My mother tells me, from time to time, not to get too crazy with purging because I may really, really regret getting rid of something. The one and only thing I have regretted purging over the last 5 years has been my Topsy Turvy. I am not even kidding- I really, really wished I hadn't gotten rid of this- but not until it had been gone for about 7 years. Luckily, I found a new one at Target last week for $5.99 and didn't think twice about buying it. Since then, I have turved my topsy three times. It makes my pony tail and unwashed-for-three-days hair feel classy and glamorous. Dressy, even.
So, minimalism. I go back and forth about this idea. It seems so charming and elusive. And by that I mean I'm afraid someone will judge me if I tell them I am a minimalist and still own Snoopy Figurines. I'm obviously not comfortable labelling myself as such.

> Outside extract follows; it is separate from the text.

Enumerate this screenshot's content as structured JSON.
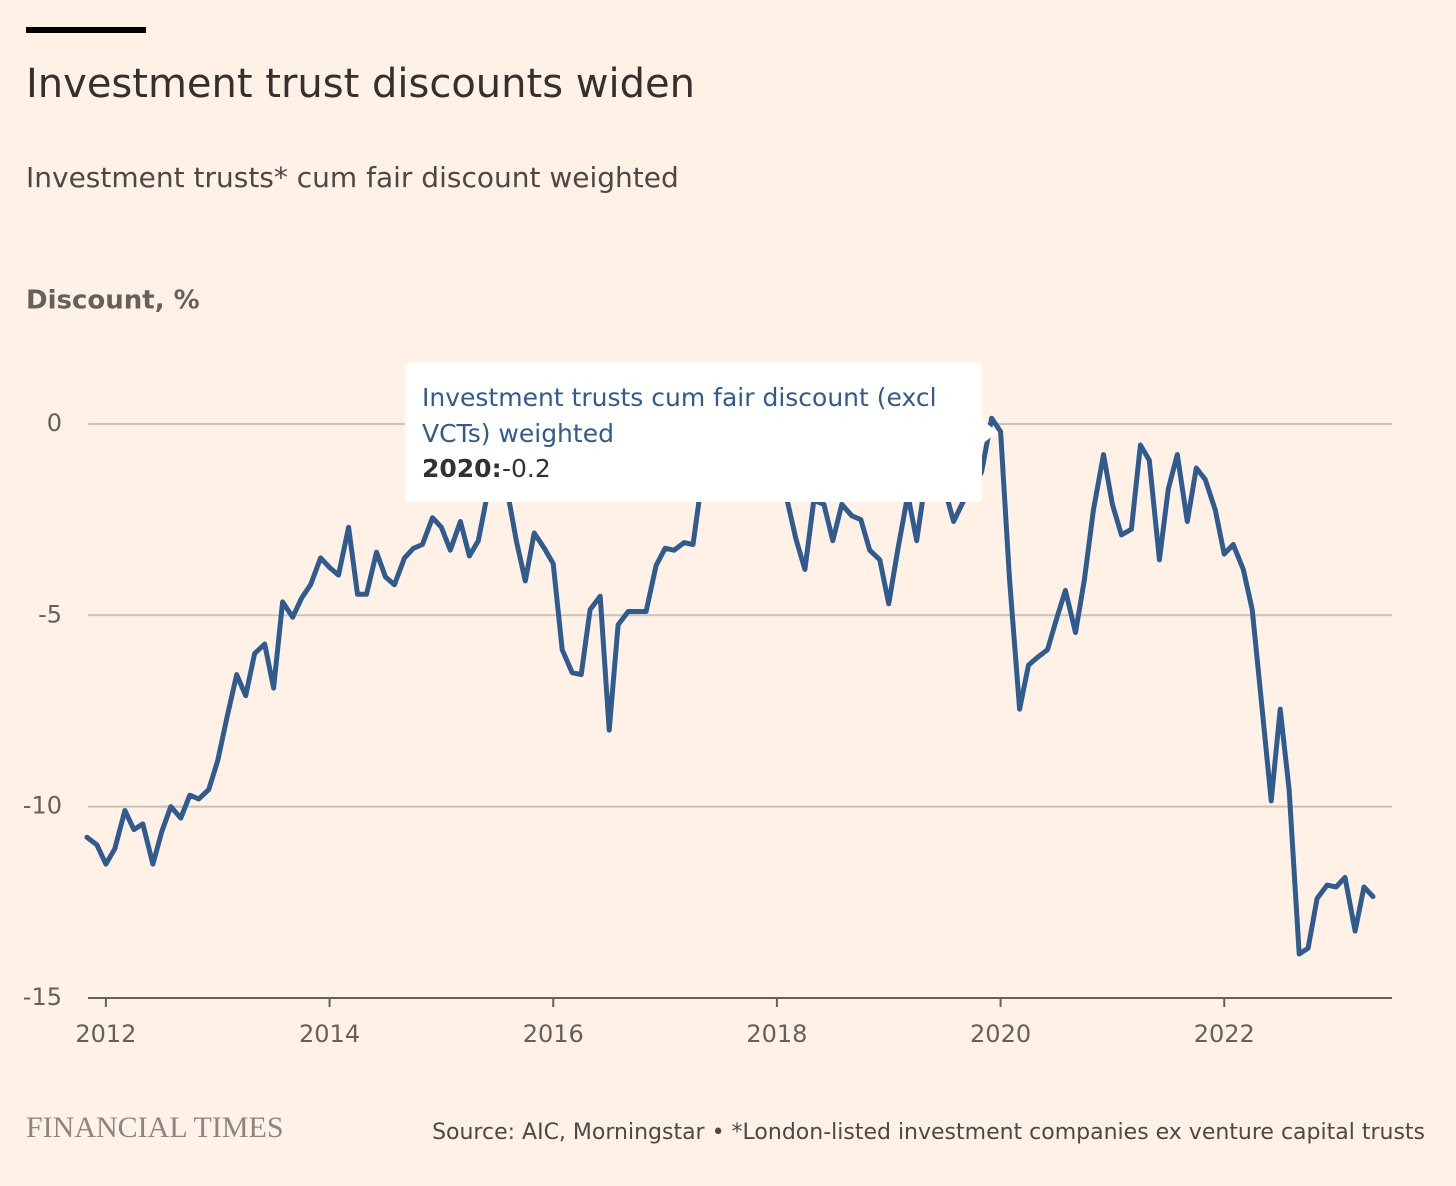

I found a new-to-me blog called Becoming Minimalist and I've been reading through the archives. The writer is a pretty down-to-earth guy, which I prefer to the confrontational-minimalist that I normally picture. Reading the archives gave me a bit of motivation to look around my home and purge, just a little. The Yankee is laid up with a cold and a good cold front came through on Saturday night, so it was a low-key weekend- perfect for a lil' cleaning and a lil' purging. When I purge, I always ALWAYS remind myself of the golden rule for minimalizing successfully when your partner is not a minimalist: do not purge your partner's items. Don't do it- seriously, don't. It's not nice and won't be  appreciated. I won't be doing anything but pissing off my husband by getting rid of his stuff.

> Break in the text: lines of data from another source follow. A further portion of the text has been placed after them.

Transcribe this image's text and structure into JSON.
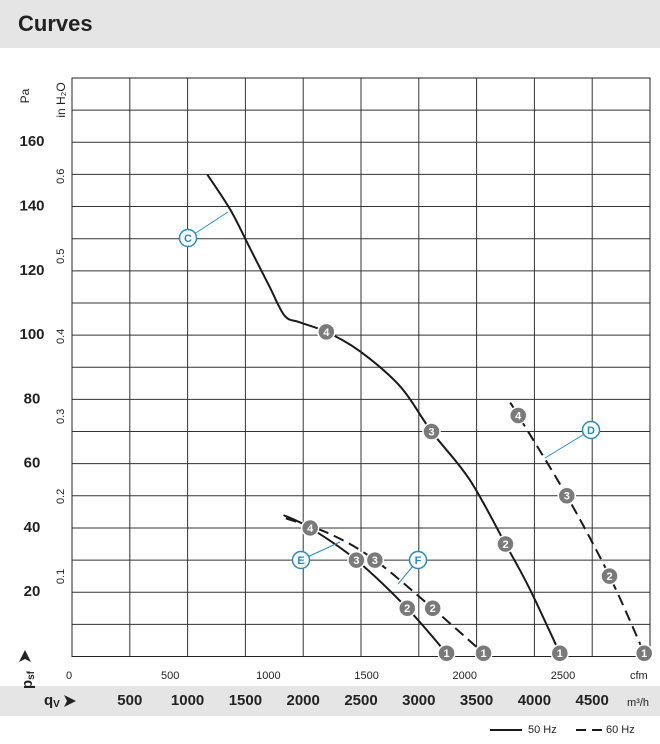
{
  "chart_data": {
    "type": "line",
    "title": "Curves",
    "y_label": "Pa",
    "y2_label": "in H₂O",
    "y_symbol": "p",
    "y_symbol_sub": "sf",
    "x_symbol": "q",
    "x_symbol_sub": "V",
    "x_label": "m³/h",
    "x2_label": "cfm",
    "xlim": [
      0,
      5000
    ],
    "xticks": [
      500,
      1000,
      1500,
      2000,
      2500,
      3000,
      3500,
      4000,
      4500
    ],
    "x2lim": [
      0,
      2943
    ],
    "x2ticks": [
      0,
      500,
      1000,
      1500,
      2000,
      2500
    ],
    "ylim": [
      0,
      180
    ],
    "yticks": [
      20,
      40,
      60,
      80,
      100,
      120,
      140,
      160
    ],
    "minor_yticks": [
      10,
      30,
      50,
      70,
      90,
      110,
      130,
      150,
      170
    ],
    "y2lim": [
      0,
      0.7227
    ],
    "y2ticks": [
      0.1,
      0.2,
      0.3,
      0.4,
      0.5,
      0.6
    ],
    "grid": true,
    "legend": [
      {
        "label": "50 Hz",
        "dashed": false
      },
      {
        "label": "60 Hz",
        "dashed": true
      }
    ],
    "series": [
      {
        "name": "C",
        "color": "#1a1a1a",
        "dashed": false,
        "x": [
          1170,
          1370,
          1540,
          1710,
          1840,
          1970,
          2200,
          2490,
          2840,
          3110,
          3440,
          3750,
          3960,
          4220
        ],
        "values": [
          150,
          139,
          127,
          115,
          106,
          104,
          101,
          95,
          84,
          70,
          55,
          35,
          21,
          1
        ],
        "markers": [
          {
            "x": 2200,
            "y": 101,
            "label": "4"
          },
          {
            "x": 3110,
            "y": 70,
            "label": "3"
          },
          {
            "x": 3750,
            "y": 35,
            "label": "2"
          },
          {
            "x": 4220,
            "y": 1,
            "label": "1"
          }
        ]
      },
      {
        "name": "D",
        "color": "#1a1a1a",
        "dashed": true,
        "x": [
          3790,
          3860,
          4280,
          4650,
          4950
        ],
        "values": [
          79,
          75,
          50,
          25,
          1
        ],
        "markers": [
          {
            "x": 3860,
            "y": 75,
            "label": "4"
          },
          {
            "x": 4280,
            "y": 50,
            "label": "3"
          },
          {
            "x": 4650,
            "y": 25,
            "label": "2"
          },
          {
            "x": 4950,
            "y": 1,
            "label": "1"
          }
        ]
      },
      {
        "name": "E",
        "color": "#1a1a1a",
        "dashed": false,
        "x": [
          1830,
          2060,
          2460,
          2900,
          3240
        ],
        "values": [
          44,
          40,
          30,
          15,
          1
        ],
        "markers": [
          {
            "x": 2060,
            "y": 40,
            "label": "4"
          },
          {
            "x": 2460,
            "y": 30,
            "label": "3"
          },
          {
            "x": 2900,
            "y": 15,
            "label": "2"
          },
          {
            "x": 3240,
            "y": 1,
            "label": "1"
          }
        ]
      },
      {
        "name": "F",
        "color": "#1a1a1a",
        "dashed": true,
        "x": [
          1850,
          2240,
          2620,
          3120,
          3560
        ],
        "values": [
          43,
          38,
          30,
          15,
          1
        ],
        "markers": [
          {
            "x": 2620,
            "y": 30,
            "label": "3"
          },
          {
            "x": 3120,
            "y": 15,
            "label": "2"
          },
          {
            "x": 3560,
            "y": 1,
            "label": "1"
          }
        ]
      }
    ]
  }
}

Here are the items leaving my home tomorrow:
  • The textbook I used in my high school French Class
  • The workbook and CD's I used in my college French Class
  • The prayer journal with five entries in it
  • Three magazines
  • Three cook books
  • Five elementary-level chapter books
  • A box of Emergen-C that my cousin left when she moved in for a month
  • Five coasters
  • One wobbly, chipped, scratched side-table-ish thing
  • A large mound of recyclable paper
  • One red shirt that I have owned for over 4 years and literally never worn
I can write and write and write about my quest to declutter, unclutter, purge, clean, organize, and get the crap out of my home, but I'm not sure anyone would stay tuned long enough- it would definitely be longer than four paragraphs. I wonder if, when I am pregnant, I will have reverse nesting and really REALLY start throwing things way and be left with six articles of clothing.

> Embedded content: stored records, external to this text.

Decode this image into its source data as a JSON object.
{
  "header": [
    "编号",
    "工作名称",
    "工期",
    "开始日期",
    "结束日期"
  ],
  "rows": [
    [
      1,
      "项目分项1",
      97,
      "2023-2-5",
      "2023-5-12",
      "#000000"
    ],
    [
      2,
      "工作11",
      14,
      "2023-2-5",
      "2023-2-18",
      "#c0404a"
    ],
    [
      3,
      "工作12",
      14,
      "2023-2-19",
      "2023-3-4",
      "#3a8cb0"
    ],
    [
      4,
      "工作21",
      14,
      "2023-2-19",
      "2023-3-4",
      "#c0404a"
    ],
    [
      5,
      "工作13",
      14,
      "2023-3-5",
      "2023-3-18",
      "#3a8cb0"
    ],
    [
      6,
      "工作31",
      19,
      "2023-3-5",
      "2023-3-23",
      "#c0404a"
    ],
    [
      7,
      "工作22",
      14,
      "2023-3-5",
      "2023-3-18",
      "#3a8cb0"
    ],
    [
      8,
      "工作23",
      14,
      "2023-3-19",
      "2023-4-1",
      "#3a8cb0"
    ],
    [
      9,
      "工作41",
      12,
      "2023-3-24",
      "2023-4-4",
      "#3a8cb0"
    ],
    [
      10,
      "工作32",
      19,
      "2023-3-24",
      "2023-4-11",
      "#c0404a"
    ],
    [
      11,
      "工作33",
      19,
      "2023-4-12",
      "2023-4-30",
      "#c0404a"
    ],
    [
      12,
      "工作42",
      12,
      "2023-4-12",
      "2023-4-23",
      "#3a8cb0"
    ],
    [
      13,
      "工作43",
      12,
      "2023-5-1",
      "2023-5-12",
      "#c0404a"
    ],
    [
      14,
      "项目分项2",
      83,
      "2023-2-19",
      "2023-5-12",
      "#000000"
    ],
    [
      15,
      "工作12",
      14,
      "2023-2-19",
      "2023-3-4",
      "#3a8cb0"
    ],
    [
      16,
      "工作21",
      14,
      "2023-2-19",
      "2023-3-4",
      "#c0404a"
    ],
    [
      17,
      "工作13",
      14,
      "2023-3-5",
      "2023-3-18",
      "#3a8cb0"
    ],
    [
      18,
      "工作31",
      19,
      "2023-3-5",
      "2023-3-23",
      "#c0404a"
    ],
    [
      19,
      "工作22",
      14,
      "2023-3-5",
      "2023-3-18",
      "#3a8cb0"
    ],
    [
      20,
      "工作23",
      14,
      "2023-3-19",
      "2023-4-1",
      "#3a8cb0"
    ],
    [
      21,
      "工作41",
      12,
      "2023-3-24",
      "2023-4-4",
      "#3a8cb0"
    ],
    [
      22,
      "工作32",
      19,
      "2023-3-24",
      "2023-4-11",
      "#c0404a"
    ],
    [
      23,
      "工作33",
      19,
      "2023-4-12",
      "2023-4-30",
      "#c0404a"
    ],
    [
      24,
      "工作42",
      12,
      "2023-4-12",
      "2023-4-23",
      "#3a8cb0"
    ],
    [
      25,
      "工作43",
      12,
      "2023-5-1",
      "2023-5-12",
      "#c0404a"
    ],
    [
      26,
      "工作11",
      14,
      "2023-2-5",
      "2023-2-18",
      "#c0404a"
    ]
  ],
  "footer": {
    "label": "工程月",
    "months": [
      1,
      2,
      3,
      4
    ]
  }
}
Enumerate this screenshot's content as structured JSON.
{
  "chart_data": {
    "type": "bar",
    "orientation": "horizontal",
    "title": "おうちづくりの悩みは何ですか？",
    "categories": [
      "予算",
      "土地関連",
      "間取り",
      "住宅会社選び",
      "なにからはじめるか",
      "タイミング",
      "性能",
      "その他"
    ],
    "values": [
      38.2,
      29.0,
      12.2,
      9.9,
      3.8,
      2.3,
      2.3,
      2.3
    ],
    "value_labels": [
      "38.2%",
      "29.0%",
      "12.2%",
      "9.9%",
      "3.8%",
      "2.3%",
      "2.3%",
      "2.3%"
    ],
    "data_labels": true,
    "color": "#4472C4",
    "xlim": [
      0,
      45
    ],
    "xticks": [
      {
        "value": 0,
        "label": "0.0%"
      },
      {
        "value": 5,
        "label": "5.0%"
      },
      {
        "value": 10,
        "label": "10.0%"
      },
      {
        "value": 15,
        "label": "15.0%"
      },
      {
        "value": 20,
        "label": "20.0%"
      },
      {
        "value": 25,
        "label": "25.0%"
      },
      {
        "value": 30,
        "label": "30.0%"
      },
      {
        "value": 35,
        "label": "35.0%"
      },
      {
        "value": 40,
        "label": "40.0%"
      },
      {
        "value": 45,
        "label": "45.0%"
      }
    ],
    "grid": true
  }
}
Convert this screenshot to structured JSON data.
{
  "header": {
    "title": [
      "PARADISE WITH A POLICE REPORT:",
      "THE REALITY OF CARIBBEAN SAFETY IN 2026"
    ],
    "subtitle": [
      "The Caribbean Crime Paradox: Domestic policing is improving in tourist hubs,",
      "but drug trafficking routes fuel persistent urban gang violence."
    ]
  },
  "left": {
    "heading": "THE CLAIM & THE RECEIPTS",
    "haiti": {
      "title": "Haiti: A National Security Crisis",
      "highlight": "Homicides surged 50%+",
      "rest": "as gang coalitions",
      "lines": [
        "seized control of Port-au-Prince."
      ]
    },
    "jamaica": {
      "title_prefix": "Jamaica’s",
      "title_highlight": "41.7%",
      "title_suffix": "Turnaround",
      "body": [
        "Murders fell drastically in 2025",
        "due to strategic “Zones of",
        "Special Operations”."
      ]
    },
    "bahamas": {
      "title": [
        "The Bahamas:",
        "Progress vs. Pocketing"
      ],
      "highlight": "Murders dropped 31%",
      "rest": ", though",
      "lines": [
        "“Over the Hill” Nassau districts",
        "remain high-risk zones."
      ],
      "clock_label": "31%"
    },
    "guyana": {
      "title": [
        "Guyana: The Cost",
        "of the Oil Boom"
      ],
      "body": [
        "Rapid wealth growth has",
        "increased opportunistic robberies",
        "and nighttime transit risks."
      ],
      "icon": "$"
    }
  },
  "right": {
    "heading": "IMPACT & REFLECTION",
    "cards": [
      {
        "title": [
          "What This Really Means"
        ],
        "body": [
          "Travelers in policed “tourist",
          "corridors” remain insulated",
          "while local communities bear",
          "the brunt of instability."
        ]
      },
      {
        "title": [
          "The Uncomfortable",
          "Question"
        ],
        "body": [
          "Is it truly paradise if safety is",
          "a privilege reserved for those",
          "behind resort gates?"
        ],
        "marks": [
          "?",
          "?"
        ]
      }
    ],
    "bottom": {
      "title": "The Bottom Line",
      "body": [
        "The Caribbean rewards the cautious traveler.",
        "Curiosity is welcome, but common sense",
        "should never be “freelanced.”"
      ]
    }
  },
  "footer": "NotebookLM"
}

Wednesday, October 3, 2012

A Very Valiente Book Review

"Need a bit more simple in your life but unsure where to start? "

Last month I was a aprt of a book launch team for Simple Living – 30 days to less stuff and more life. This book was written by a blogger I like, Lorilee Lippincott, who write Loving Simple Living.
Lorilee and her family practice minimalism, which I admire and desire. Even if minimalism isn't exactly your goal, this is  still a great book for anyone who wants to pare down and simplify. if minimalism IS your goal, first, please email me because I really want to talk to you; second, this is a great resource for really assessing why you own what you own and why you choose what you choose. It's a 30 day primer with practical ideas for streamlining and organizing. This is not FlyLady, whom I do love, and Lorilee even states that this is not a book for housecleaning. It's more like a book for putting away, giving away, clearing away. It's not a "get rid of all your stuff and you'll be happy"; it's an "I tried this and it worked and here's why it made me happy." The book gives you a small job to do for 30 days- things like clearing your counters and creating a system to make donating/purging things easy to do.
The book is $2.99 on Amazon for Kindle and you can buy it in PDF format if you have a nook (I do) or don't own an e-reader. How stinkin' great is that price?! $2.99! That's less than a latte (btw, have you tried the salted caramel mocha from Starbucks? Because it's fantastic).
Take a look, give it a read- I think you're really going to like the ideas.